結束力の高さもうかがわせた。左から久住小春、猪野広樹、西銘駿、納谷健、白又敦

 “ムードメーカー”として紹介された納谷は「笑いの絶えない(稽古場だった)。楽しく稽古をさせて頂きました。初めの方から各々が稽古が終わった後もキャラクターとして(過ごしていて)、キャプテン役なのでみんなをまとめる発言をしてくれたりとか。僕自身も先輩を見習って場を温めていなかなければと思ったり。なかでも終わったあとに稽古場で柔らかいボールとバットを使ってみんなで野球したのが楽しくて。そういう稽古が終わったあともみんなと一つになっている瞬間があって、そういうところから絆が深まった」と稽古場の雰囲気を伝えた。

 一方、脚本・演出を手掛けた成井氏は、漫画原作の舞台化の難しさとして「一番苦労したのはまさに野球を舞台にやるということ。他のスポーツと比べて野球が一番難しいのではないか。理由はベースランニング。他のスポーツと比べて一塁、二塁、三塁、ホームと(位置が)決まっている。例えば舞台上でピッチャーゴロ。(バッターボックスと)一塁が近いからセーフになる。それをいかにアウトにするかをみんなで相談して、いろんな工夫をした。僕のアイデアだけでなくて役者にもいろんなアイデアを出してもらった。その結果、おそらくは野球の試合にみられると思う。お芝居の半分が野球の試合、その試合一つひとつが見どころ」と述べ、出演者も含めて作り上げた舞台であると明かした。

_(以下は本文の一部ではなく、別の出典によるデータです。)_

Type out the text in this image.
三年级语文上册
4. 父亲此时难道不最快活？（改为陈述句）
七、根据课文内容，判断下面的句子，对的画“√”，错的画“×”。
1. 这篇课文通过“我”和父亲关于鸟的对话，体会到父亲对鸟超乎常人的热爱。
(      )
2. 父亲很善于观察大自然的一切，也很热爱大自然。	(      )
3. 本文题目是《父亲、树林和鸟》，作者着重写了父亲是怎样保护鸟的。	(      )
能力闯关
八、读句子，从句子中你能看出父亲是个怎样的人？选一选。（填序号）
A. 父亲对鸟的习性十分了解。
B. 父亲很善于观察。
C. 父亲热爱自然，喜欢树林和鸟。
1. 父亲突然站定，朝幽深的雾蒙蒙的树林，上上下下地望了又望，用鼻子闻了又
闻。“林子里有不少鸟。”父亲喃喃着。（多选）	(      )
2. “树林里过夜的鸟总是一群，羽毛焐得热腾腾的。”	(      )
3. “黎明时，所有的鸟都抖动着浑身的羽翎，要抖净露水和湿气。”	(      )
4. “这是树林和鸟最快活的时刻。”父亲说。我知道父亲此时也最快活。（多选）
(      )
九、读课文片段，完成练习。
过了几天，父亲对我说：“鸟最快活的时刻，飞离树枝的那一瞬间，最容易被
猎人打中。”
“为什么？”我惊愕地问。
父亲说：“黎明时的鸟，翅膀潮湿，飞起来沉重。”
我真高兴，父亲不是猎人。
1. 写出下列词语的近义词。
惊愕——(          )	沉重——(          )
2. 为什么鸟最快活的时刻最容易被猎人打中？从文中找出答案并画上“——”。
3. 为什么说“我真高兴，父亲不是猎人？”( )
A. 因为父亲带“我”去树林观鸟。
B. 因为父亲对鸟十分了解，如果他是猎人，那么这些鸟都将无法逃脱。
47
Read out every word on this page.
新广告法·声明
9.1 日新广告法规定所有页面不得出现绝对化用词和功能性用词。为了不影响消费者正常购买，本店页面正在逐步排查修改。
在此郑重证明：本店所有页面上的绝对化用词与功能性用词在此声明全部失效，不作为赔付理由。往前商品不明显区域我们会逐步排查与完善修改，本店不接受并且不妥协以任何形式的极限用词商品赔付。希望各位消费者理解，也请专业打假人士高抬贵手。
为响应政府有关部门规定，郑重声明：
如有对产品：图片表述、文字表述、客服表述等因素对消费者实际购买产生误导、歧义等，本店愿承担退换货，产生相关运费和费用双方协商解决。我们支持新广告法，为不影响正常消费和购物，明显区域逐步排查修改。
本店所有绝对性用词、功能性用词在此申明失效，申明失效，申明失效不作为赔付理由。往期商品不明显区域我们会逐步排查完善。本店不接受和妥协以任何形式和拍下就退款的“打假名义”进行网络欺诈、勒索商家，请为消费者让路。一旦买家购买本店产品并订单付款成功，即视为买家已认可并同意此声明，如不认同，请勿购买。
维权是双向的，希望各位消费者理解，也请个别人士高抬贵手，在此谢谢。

 そういう過程を経て初日を迎えた本舞台。“座長”の西銘は改めて「(この作品を)愛して下さっているみなさんにがっかりさせない思いで1カ月やってきました。自分自身も自問自答しながら役に向き合いながらやってきました。みんなで素敵な舞台にしたい。絶対に納得いくような舞台にしたいと思いますので応援をお願いします」と意気込んだ。